| Rather than making sexual harassment more complicated than it is, school personnel ought to articulate and enforce rules that students understand. |
On one side of the street, the U.S. Senate is trying the president. On the other side of the street, the U.S. Su-preme Court is hearing a case about a school’s responsibility to prevent sexual harassment between students. The chief justice of the United States goes back and forth between these two buildings. And, down the street, at the Library of Congress, there is an exhibit of the private papers of Sigmund Freud, the pre-eminent theoretician of the unconscious and writer on the role of sex in everyday life.
Putting aside all this powerful symbolism of proximity and timing, much is at stake on both sides of the street in the nation’s capital.
The case before the Supreme Court, Davis v. Monroe County, Ga., School District, is in part about school rules. (“Court Weighs Harassment by Students, Jan 20, 1999.) Schools are the embodiment of rules; sometimes it seems as if they exist primarily to make rules. There are rules about when to speak, when bathrooms may be used, when and where to eat, when to move through the halls, which courses may be taken, what clothes may be worn, and what grades must be earned in order to graduate and even to play on sports teams. When rules are broken, there are detentions, parent meetings, lectures in the principal’s office, second chances, punishments, suspensions--grades can be lowered, and the future beyond school is at stake.
I like to think of sexual harassment as I do about food fights--they aren’t allowed. Both are matters of establishing and then enforcing expectations about appropriate school conduct. It’s really quite simple. When a prank as benign as a food fight in the school cafeteria breaks out, school personnel react quickly and rush in to break it up, and deliver repercussions to those involved.
So, my question has always been, why don’t school personnel react as vigilantly to incidents of unwanted sexual touching? Surely, more is at stake then than during food fights. Rather than making sexual harassment more complicated than it is, school personnel ought to articulate and enforce rules that students understand, such as NO touching, and not necessarily get into labeling it as sexual harassment.
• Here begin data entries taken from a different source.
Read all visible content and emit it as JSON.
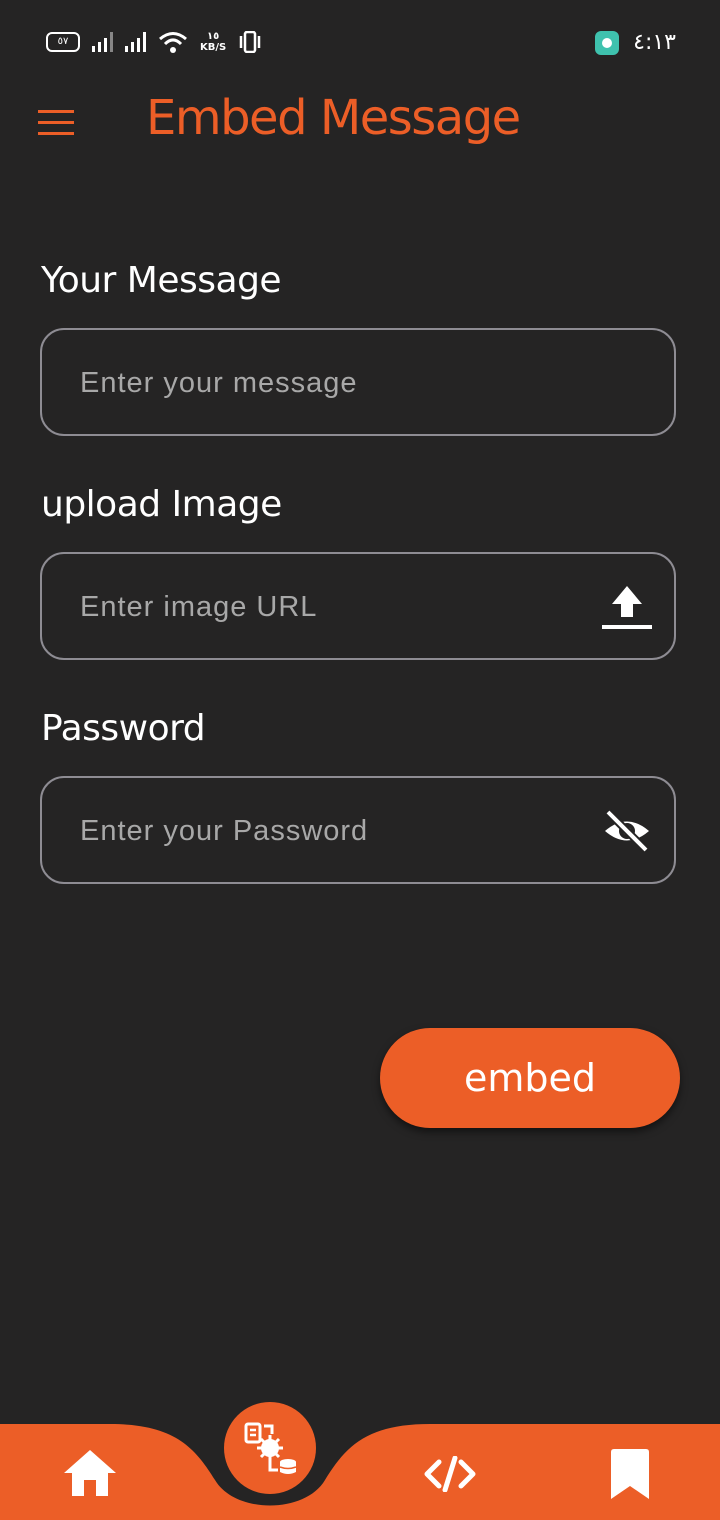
{
  "status_bar": {
    "battery": "٥٧",
    "net_speed_value": "١٥",
    "net_speed_unit": "KB/S",
    "time": "٤:١٣"
  },
  "app_bar": {
    "title": "Embed Message",
    "menu_icon": "hamburger-menu-icon"
  },
  "form": {
    "message": {
      "label": "Your Message",
      "placeholder": "Enter your message",
      "value": ""
    },
    "image": {
      "label": "upload Image",
      "placeholder": "Enter image URL",
      "value": "",
      "icon": "upload-icon"
    },
    "password": {
      "label": "Password",
      "placeholder": "Enter your Password",
      "value": "",
      "icon": "visibility-off-icon"
    }
  },
  "embed_button": {
    "label": "embed"
  },
  "bottom_nav": {
    "items": [
      {
        "icon": "home-icon"
      },
      {
        "icon": "steganography-tools-icon",
        "active": true
      },
      {
        "icon": "code-icon"
      },
      {
        "icon": "bookmark-icon"
      }
    ]
  },
  "colors": {
    "accent": "#ec5e27",
    "background": "#252424",
    "field_border": "#8e8c93",
    "placeholder": "#a8a8a8"
  }
}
But this case is not merely about school discipline, but rather about democracy and equal protection under the law. It is not only about self-restraint (a boy repeatedly groping and grabbing a girl, and her teacher’s refusal to intervene, or even to move her assigned seat in class, after both she and her mother had complained), but also about school safety and maintaining an atmosphere for learning.
We all want our schools to prepare students to participate in our democracy. If school personnel permit some students, or even one, to harass another student, they are eroding democracy and the sanctuary of safety that schools must provide in order to ensure equal educational opportunity for all students. In addition, it’s not only the target of the harassment who feels the consequences. There are also deleterious effects for the bystanders and witnesses. Trust in school diminishes, and students begin to wonder if they will be next and who will protect them if not the adults in the schools. If sexual harassment is allowed to exist in schools, then schools may in fact be subverting the democracy rather than preparing children to believe in it and participate in it.
There’s a lot at stake on both sides of the street in Washington, and there’s a deep connection between the events in the Senate and in the Supreme Court. It’s all about the democracy and where we are headed, and who’s going to believe in that democracy enough to be there to participate in it.
Nan Stein is a senior research scientist at Wellesley College’s Center for Research on Women in Wellesley, Mass. Her book on sexual harassment in K-12 schools will be published in the fall by Teachers College Press.